External Environment & Economics
⏱ ~3-min readAceMark GuideWhat this topic is really about
A weak pound makes UK exports cheaper for overseas buyers, boosting export competitiveness.. When sterling depreciates, UK goods priced in pounds become cheaper for foreign buyers using stronger currencies, boosting export competitiveness.
An increase in the Bank of England base interest rate reduces consumer spending on credit-financed goods.. A higher base rate raises borrowing costs, discouraging consumers from buying goods on credit and dampening demand for items like cars and houses.
See the mechanism
When sterling depreciates, the price of UK goods in foreign currencies decreases, making them more competitive in the global market. A diagram for this topic isn't available yet — the worked example below walks the same reasoning step by step.

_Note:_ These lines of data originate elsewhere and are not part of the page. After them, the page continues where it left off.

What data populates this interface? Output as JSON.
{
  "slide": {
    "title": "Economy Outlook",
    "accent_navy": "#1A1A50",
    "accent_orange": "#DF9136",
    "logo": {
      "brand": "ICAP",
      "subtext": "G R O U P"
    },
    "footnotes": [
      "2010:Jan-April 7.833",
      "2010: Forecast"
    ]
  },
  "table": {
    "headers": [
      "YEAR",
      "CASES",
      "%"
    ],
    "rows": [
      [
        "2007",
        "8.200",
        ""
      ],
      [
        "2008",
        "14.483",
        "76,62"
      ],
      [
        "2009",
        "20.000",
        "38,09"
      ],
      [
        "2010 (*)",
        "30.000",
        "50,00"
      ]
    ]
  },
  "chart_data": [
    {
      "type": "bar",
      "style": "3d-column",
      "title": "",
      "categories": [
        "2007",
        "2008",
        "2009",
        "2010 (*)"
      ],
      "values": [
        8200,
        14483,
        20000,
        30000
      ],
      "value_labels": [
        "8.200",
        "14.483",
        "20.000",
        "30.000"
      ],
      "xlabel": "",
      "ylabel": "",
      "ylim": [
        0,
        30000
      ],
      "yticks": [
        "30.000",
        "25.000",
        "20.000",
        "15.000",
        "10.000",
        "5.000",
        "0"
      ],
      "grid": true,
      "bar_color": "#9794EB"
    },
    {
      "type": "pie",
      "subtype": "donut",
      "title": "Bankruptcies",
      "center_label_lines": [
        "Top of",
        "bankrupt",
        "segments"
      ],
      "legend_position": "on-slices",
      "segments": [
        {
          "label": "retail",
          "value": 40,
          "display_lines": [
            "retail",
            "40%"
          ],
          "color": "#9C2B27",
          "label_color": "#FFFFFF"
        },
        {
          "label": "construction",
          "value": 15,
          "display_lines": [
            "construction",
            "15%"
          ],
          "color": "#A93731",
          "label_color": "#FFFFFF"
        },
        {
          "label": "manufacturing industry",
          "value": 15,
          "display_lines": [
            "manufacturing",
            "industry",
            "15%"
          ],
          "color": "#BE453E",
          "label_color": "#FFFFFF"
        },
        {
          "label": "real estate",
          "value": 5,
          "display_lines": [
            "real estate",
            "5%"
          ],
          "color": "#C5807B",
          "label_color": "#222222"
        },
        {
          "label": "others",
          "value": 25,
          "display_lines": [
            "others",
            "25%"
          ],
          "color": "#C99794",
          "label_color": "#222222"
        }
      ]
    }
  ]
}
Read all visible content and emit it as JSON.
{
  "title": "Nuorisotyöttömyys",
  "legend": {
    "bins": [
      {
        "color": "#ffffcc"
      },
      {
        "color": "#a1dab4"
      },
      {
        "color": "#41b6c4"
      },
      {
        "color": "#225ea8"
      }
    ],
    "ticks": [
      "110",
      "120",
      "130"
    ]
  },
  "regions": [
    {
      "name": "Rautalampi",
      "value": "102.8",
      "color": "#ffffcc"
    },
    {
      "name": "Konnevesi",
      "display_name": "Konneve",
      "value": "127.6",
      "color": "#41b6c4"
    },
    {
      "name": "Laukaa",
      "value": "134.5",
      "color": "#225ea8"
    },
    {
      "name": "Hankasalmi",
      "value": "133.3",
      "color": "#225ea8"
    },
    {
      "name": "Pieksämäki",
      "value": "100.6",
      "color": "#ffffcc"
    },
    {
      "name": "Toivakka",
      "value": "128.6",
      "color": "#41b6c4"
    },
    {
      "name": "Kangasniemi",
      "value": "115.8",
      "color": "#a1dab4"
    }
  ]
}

An exam-style question, fully explained
Which of the following is most likely to be a benefit of a weak pound (sterling depreciation) for a UK exporter?
- Identify what the question tests: Which of the following is most likely to be a benefit of a weak pound (sterling depreciation) for a UK exporter.

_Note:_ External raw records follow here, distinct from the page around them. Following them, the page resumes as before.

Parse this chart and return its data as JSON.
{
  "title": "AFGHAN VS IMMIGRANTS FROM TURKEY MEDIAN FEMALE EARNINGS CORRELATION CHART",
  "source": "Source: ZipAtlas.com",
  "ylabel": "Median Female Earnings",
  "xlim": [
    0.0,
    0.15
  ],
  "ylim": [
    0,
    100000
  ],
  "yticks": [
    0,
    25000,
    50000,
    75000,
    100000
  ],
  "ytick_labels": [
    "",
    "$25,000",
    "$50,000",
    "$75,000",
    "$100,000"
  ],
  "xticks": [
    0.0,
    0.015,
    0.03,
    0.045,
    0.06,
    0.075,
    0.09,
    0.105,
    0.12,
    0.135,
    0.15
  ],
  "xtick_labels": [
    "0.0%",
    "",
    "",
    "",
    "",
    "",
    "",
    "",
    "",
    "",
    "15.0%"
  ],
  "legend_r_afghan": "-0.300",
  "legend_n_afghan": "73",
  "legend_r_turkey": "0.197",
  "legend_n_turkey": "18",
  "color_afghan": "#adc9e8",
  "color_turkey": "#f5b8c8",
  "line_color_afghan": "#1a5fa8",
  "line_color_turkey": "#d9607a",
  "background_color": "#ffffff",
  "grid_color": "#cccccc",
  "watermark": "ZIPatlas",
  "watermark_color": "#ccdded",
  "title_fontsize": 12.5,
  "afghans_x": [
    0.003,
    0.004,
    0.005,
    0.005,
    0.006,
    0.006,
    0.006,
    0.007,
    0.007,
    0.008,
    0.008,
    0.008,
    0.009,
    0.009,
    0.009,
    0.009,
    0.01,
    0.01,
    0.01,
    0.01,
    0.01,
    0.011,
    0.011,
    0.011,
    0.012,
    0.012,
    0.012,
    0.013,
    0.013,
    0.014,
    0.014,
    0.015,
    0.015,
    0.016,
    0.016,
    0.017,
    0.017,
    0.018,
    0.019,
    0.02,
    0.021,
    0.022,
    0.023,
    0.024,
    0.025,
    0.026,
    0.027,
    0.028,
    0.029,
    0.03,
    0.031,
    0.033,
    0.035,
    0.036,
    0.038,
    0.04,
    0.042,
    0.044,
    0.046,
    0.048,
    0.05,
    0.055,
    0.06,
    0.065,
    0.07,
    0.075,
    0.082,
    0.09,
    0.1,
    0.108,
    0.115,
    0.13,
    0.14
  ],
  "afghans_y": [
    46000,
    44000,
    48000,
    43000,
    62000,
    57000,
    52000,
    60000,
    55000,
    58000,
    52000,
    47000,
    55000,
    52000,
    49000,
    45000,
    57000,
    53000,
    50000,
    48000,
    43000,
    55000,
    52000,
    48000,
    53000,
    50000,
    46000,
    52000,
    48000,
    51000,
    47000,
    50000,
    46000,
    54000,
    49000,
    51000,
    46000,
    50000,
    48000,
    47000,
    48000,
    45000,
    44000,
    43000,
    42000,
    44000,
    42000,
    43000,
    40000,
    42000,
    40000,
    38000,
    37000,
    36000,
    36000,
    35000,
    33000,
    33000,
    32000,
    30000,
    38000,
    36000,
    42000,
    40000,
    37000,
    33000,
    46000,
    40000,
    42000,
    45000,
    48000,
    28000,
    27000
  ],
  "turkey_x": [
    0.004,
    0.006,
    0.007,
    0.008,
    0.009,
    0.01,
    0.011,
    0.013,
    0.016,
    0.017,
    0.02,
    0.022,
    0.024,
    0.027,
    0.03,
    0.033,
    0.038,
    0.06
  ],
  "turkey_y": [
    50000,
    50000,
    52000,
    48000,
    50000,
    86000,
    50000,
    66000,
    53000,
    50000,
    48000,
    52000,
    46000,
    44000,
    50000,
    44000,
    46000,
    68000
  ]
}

- When sterling depreciates, UK goods priced in pounds become cheaper for foreign buyers using stronger currencies, boosting export competitiveness.
- Imported inputs, however, become more expensive, and a weaker currency tends to raise rather than lower domestic inflation.

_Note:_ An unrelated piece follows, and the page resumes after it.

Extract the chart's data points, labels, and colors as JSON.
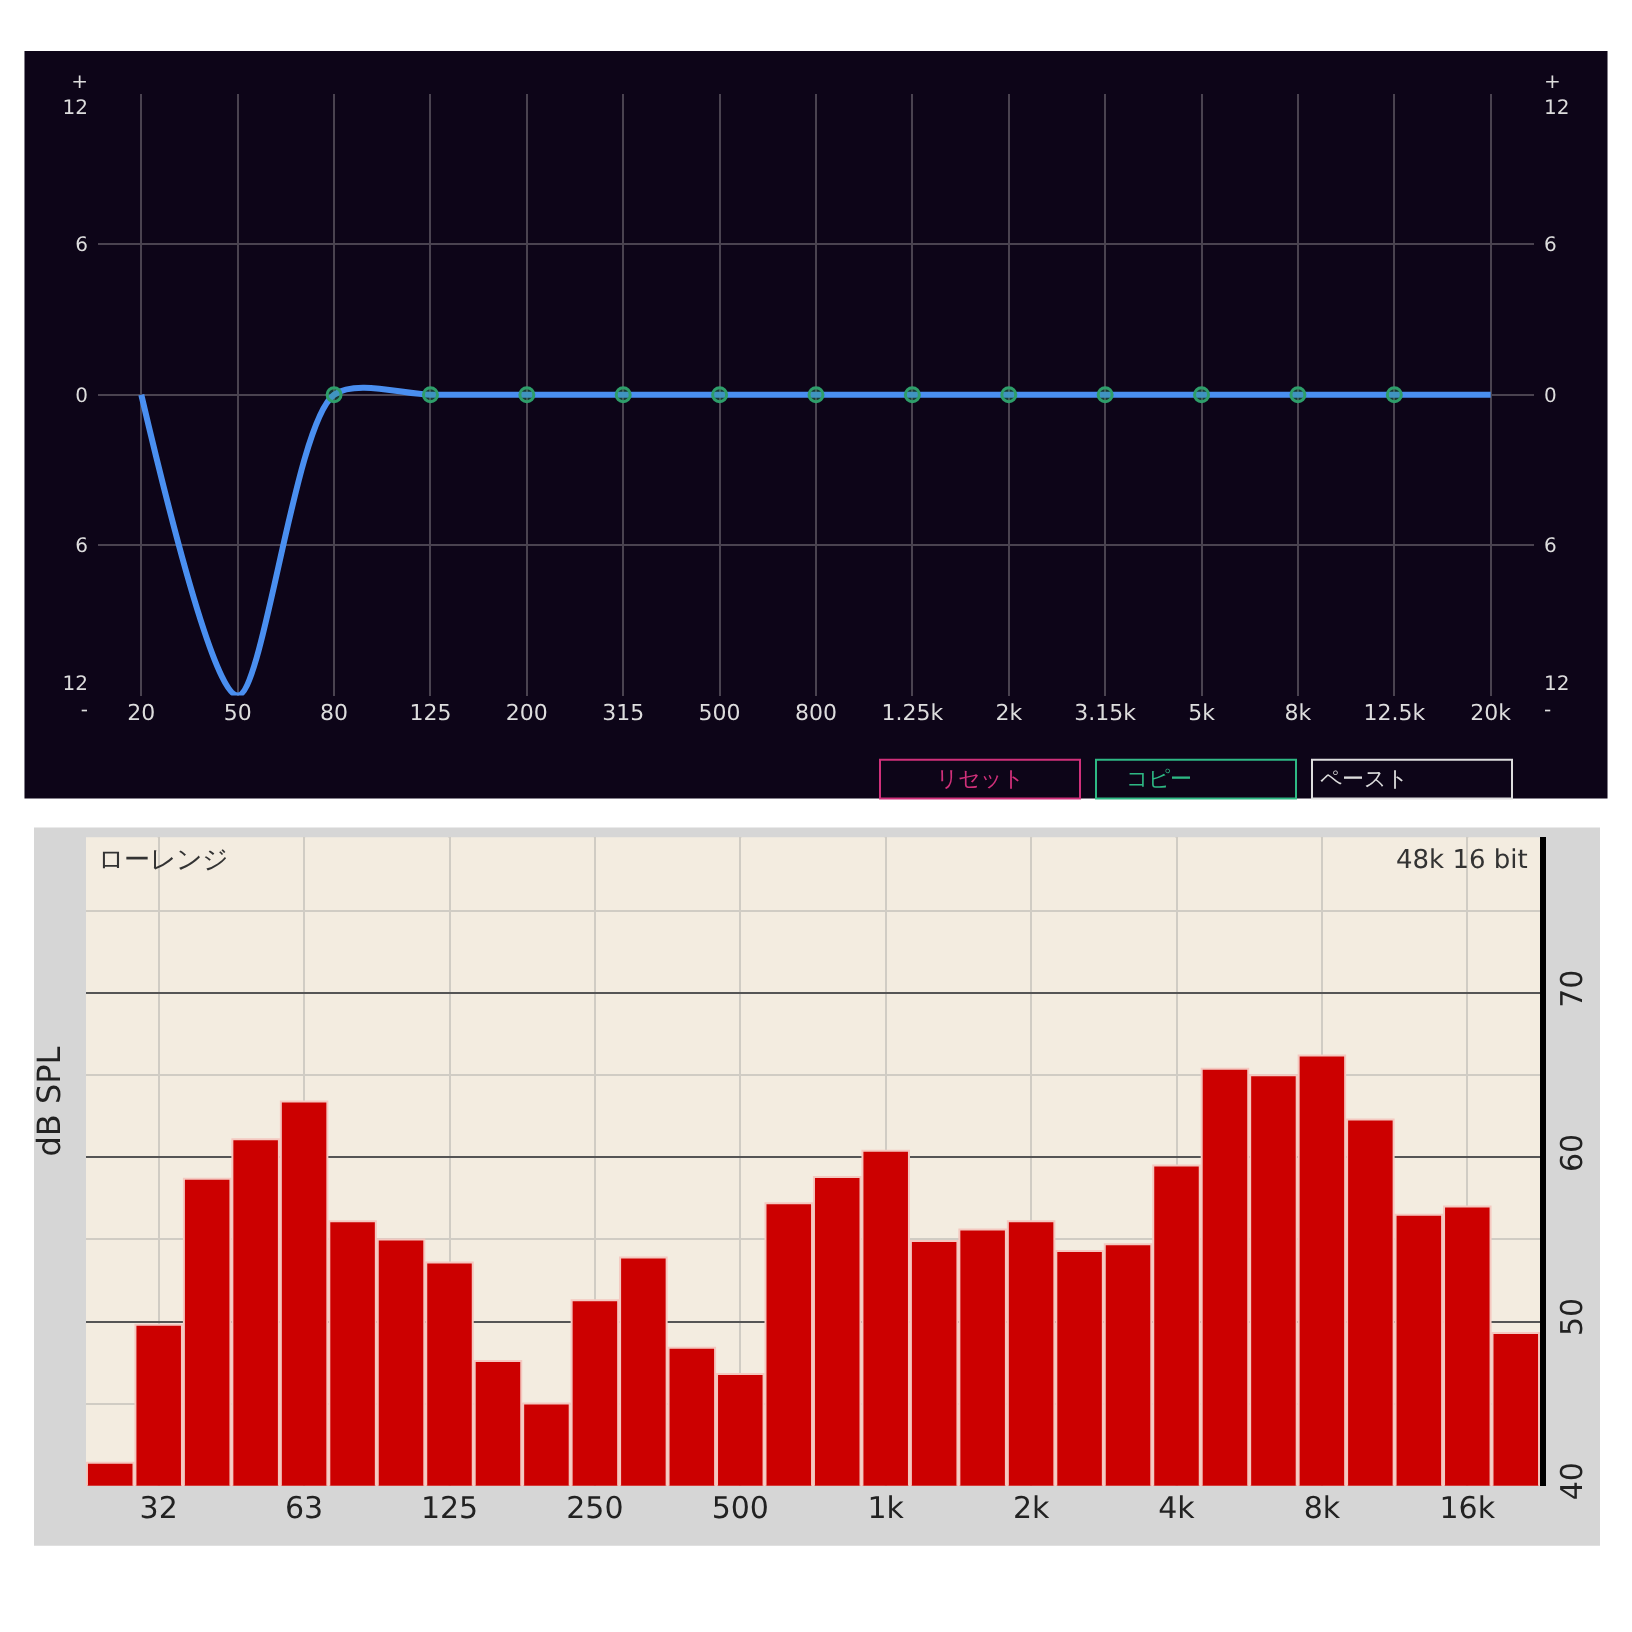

- Why it matters: When sterling depreciates, the price of UK goods in foreign currencies decreases, making them more competitive in the global market. This is because foreign buyers can purchase more UK goods with the same amount of their stronger currency. As a result, UK exporters can increase their sales and revenue. However, it's essential to note that a weak pound also makes imported inputs more expensive, which can increase production costs for UK businesses.
Traps the examiner sets
- Some people may mistakenly believe that a weak pound makes imported raw materials cheaper or leads to lower inflation in the UK, when in fact, it has the opposite effect. A weak pound tends to raise domestic inflation due to more expensive imports.
- Perfect competition and monopoly are often confused with oligopoly, but they have distinct characteristics. Perfect competition is characterized by many small firms with no interdependence, while monopoly is characterized by a single supplier controlling the market.
- Some people may think that an increase in the base interest rate would encourage firms to borrow and invest more, or that it would lower the cost of existing variable-rate loans. However, the opposite is true: higher interest rates tend to reduce business investment and increase the cost of existing variable-rate loans.